Mistry’s ouster and bitter war of words that followed dented the Tata Group’s reputation. The group’s listed companies have collective­ly lost ₹29,969 crore or 3.44% in market capitalisa­tion, compared to a 2.84% gain for all firms trading on the BSE. The fight between Mistry and Tata Sons is now before the courts.

On Tuesday, as Chandrasek­aran assumed charged, shares of some Tata Group companies gained. Tata Motors rose 0.76% to ₹458.95, Tata Steel advanced 0.8% to ₹490.60 and Indian Hotels gained 3.33% to ₹124.20. TCS fell 1.68% to ₹2,464.30 and Tata Power retreated 1% to ₹84.10 on a day the BSE’s benchmark Sensex gained 0.35% to 28,761.59 points.

The biggest challenge for Chandrasek­aran is binding all the Tata Group firms, including boards and management of those that voted “against the principal shareholde­rs when the fight with Mistry broke out,” said Mahantesh Sabarad, head, retail research, SBI Cap Securities Ltd.

Chandrasek­aran is also taking over at a time when TCS, the group’s cash cow where he has spent his entire career, is facing trouble over likely changes in US visa rules, which will increase its employee costs.

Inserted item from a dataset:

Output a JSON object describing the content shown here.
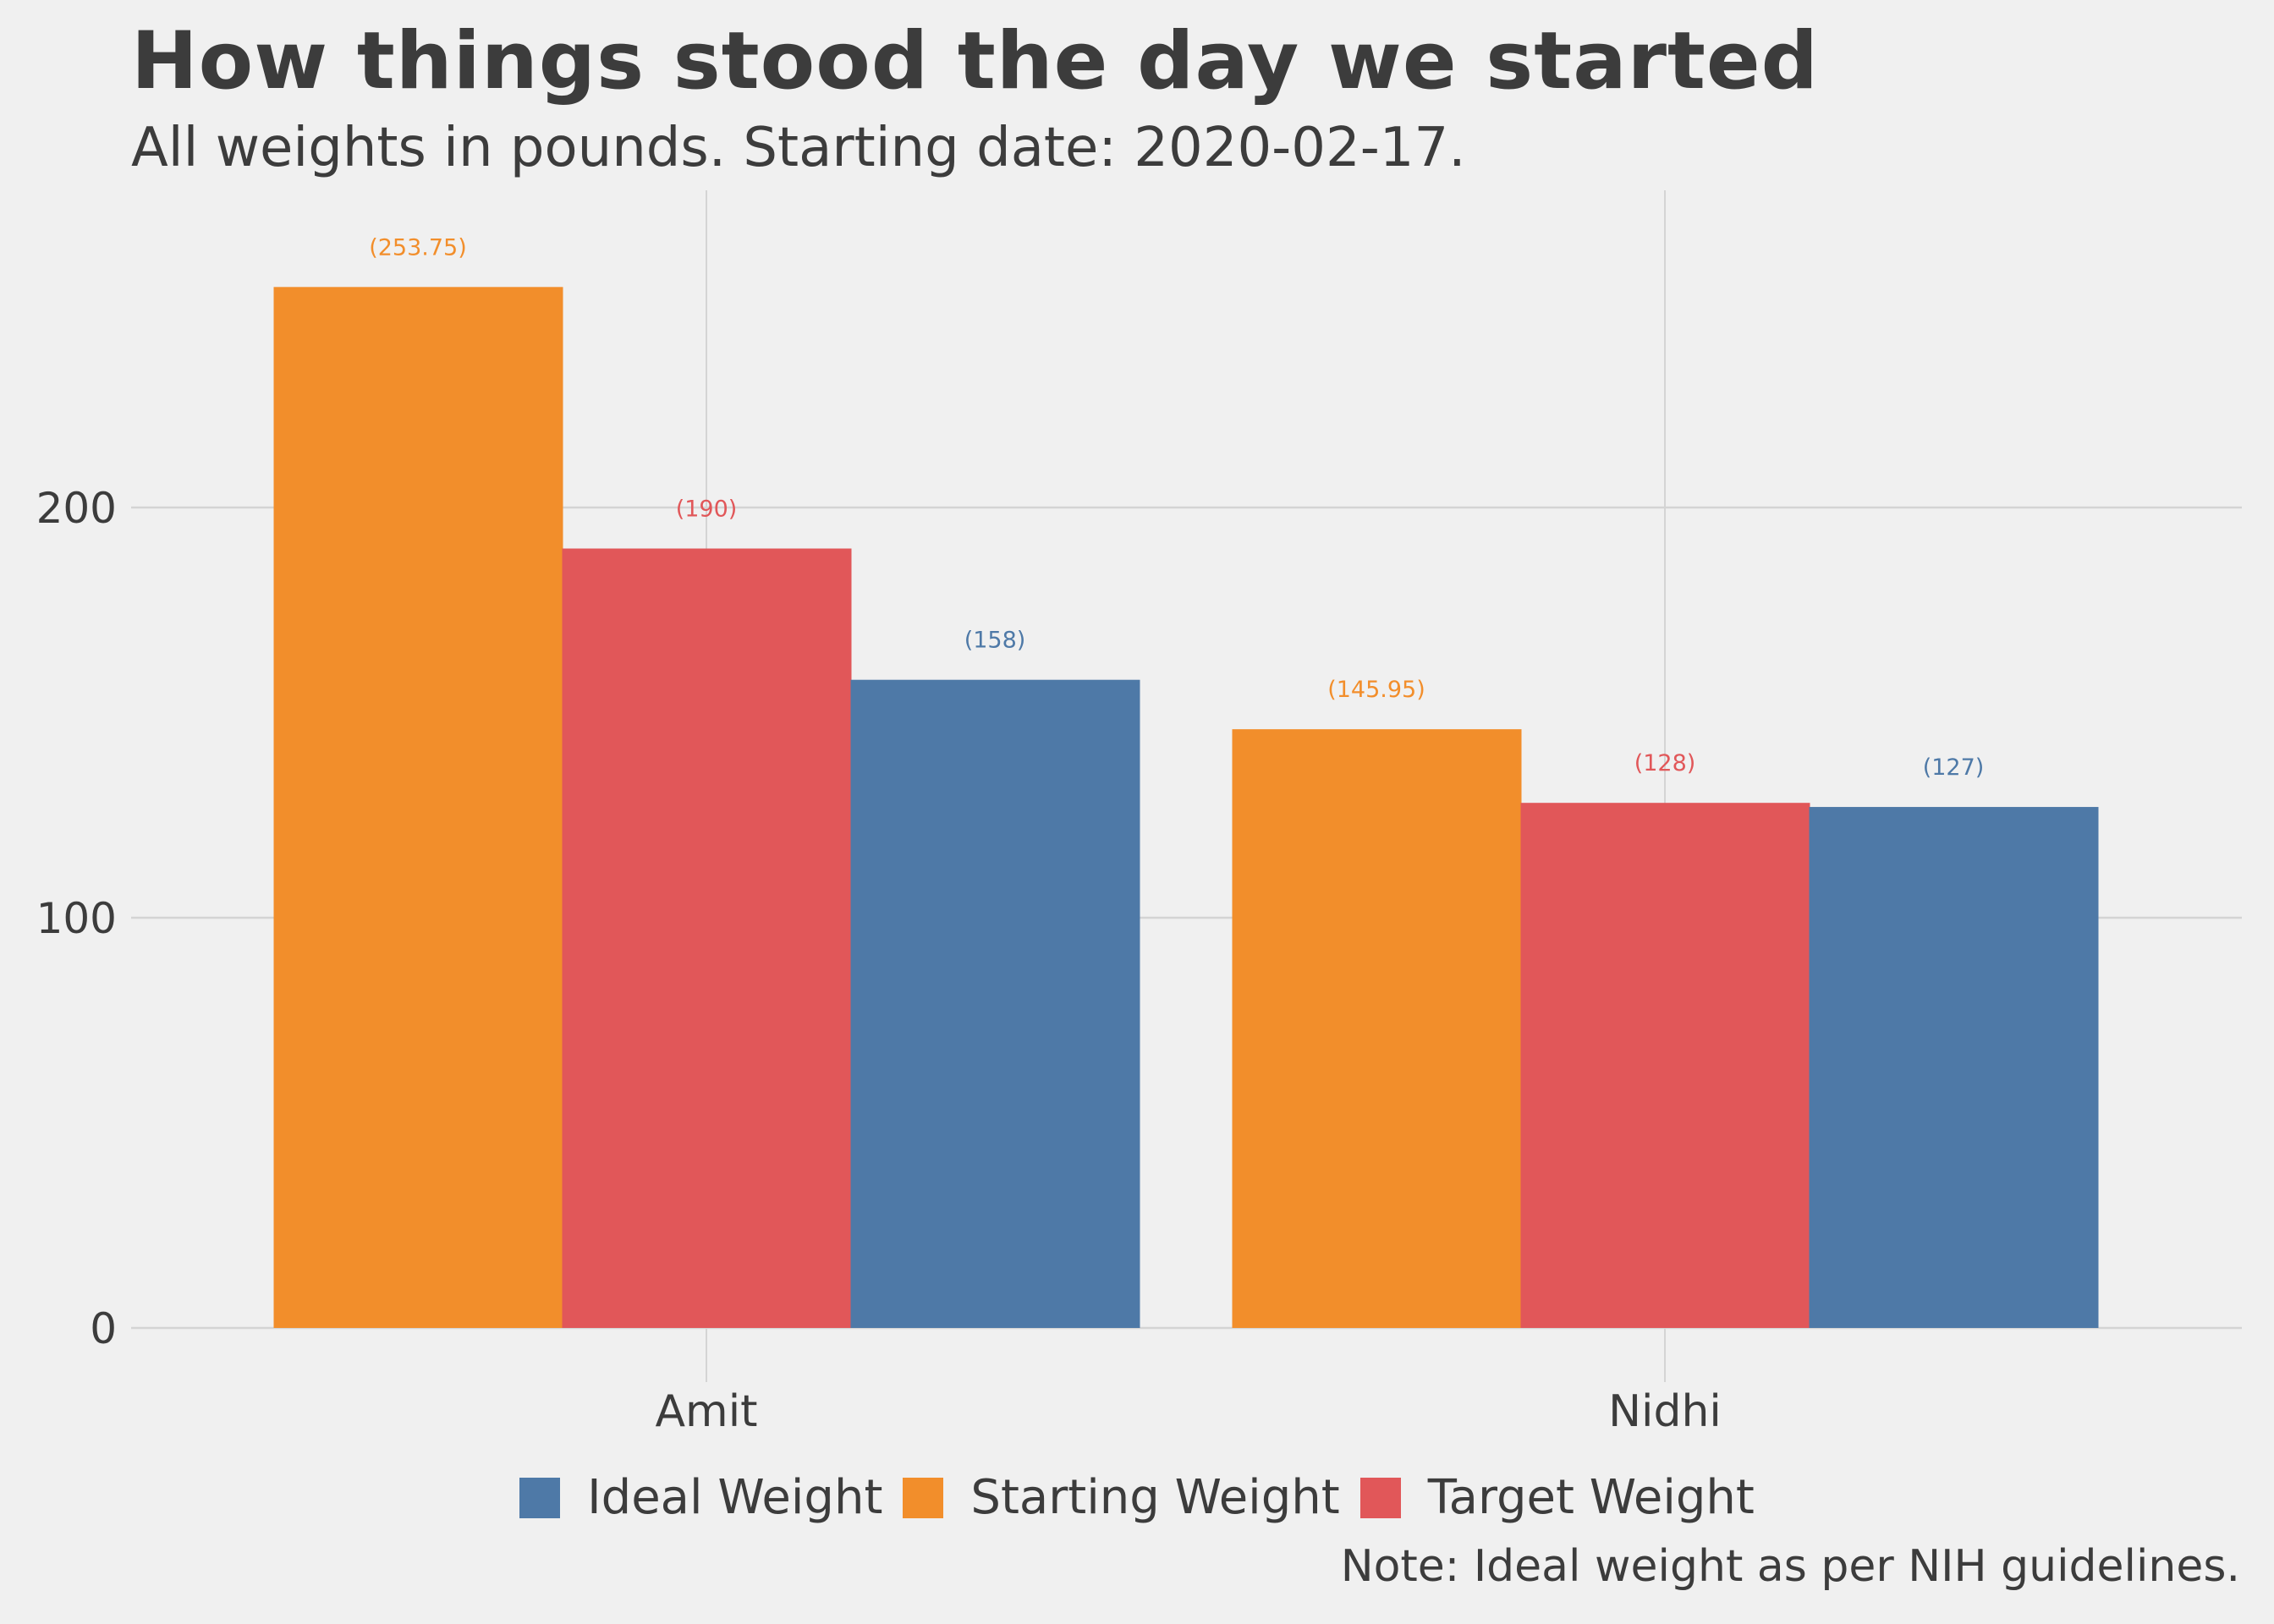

“Chandra will fix his own priorities, but I do believe there will be two major thrusts,” said RK Krishna Kumar, former director, Tata Sons, and trustee at Tata Trusts: “To ensure that TCS ...retains the dominant position in the software sector. Secondly, I think he is going to put lot of pressure on operating companies to give better results ... and sharpening focus on maximising shareholde­r returns.”

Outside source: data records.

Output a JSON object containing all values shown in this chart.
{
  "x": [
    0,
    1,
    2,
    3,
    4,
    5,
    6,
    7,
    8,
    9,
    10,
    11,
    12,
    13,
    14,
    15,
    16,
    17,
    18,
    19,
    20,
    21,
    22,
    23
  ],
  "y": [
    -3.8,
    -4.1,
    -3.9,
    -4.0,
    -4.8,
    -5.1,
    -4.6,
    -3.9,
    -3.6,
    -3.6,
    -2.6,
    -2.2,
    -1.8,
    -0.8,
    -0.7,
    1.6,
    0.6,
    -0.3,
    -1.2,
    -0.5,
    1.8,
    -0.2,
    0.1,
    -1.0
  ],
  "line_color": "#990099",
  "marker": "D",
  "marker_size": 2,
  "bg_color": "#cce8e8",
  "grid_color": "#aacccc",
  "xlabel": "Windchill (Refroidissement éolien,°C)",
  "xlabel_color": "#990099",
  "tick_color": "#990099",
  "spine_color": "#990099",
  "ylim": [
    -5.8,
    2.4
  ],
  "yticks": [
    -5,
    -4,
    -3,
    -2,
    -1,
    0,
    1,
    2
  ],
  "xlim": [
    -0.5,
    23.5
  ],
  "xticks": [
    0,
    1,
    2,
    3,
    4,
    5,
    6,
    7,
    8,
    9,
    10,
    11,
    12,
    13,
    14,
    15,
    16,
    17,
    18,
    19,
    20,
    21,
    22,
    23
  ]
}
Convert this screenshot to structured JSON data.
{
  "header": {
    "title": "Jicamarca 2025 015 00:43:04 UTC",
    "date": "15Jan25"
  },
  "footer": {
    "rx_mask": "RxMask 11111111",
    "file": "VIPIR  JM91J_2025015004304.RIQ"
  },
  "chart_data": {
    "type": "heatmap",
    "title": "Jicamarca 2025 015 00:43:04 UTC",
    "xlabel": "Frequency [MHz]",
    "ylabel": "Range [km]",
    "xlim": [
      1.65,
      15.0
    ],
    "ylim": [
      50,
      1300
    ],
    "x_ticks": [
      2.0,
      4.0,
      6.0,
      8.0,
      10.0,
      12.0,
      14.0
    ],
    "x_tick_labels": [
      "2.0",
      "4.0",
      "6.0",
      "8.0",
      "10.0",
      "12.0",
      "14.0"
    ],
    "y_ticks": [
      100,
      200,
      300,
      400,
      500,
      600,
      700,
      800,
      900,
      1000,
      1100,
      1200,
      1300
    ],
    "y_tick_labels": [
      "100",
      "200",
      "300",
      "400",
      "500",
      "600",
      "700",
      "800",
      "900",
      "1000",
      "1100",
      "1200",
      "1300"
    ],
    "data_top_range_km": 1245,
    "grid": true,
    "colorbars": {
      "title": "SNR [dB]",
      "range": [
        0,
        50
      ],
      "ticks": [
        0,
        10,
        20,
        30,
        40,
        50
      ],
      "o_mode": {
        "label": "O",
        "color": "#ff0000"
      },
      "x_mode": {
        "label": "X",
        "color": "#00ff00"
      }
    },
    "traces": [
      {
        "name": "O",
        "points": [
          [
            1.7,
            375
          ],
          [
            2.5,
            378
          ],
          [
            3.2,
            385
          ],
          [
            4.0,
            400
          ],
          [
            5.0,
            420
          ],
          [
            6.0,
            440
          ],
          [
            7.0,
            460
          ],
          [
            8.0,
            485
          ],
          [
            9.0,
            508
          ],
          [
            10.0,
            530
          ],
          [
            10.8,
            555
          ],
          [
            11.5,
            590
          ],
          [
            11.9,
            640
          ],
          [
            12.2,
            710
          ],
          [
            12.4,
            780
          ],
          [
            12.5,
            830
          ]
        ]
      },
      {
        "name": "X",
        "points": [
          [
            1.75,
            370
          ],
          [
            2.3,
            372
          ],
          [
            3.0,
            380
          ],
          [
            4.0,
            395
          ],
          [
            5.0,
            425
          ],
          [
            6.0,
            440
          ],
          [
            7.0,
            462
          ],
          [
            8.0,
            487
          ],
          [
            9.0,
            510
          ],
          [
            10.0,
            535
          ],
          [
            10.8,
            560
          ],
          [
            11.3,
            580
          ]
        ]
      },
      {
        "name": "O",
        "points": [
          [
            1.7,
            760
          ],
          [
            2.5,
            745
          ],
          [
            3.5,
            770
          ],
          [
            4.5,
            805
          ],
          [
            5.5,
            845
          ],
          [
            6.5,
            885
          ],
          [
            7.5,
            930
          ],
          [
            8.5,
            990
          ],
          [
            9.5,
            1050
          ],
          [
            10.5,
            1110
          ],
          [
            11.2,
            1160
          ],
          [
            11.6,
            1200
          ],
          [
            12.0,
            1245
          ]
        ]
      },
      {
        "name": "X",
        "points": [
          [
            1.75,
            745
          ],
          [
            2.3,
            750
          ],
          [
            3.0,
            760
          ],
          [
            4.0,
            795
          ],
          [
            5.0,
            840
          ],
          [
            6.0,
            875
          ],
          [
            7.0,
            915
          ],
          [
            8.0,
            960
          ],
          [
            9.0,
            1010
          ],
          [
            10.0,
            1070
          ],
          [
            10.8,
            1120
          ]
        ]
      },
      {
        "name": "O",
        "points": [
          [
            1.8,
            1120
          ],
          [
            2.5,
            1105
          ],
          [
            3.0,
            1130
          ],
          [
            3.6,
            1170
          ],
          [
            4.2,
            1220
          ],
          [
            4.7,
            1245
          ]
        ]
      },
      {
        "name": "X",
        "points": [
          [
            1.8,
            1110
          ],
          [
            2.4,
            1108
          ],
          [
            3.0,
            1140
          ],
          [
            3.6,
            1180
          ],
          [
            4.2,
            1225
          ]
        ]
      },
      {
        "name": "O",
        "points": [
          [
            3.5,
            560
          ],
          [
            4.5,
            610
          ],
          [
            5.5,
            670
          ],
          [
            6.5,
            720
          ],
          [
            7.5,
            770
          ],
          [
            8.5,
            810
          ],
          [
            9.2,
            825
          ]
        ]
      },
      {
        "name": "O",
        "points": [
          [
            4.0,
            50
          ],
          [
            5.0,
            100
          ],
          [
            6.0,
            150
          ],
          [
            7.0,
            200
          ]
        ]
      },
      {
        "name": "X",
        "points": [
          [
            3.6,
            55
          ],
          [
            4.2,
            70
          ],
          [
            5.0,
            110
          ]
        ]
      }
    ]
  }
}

And in all likelihood, going by the recent experience, Tata Sons may want to shore up its shareholdi­ng in most of the companies, said Tandon of IiAS.

With the exception of TCS where Tata Sons owns 73.26% , the holding company’s stake in most of the other major listed group companies ranges from 14% to 30%.

Shriram Subramania­n, managing director at InGovern Research, a proxy advisory firm, said he’d like to see how Chandrasek­aran’s statements translate into details. “One also has to see how the terms of engagement between the different Tata entities — the Trusts, Tata Sons and Tata companies — pan out,” he added.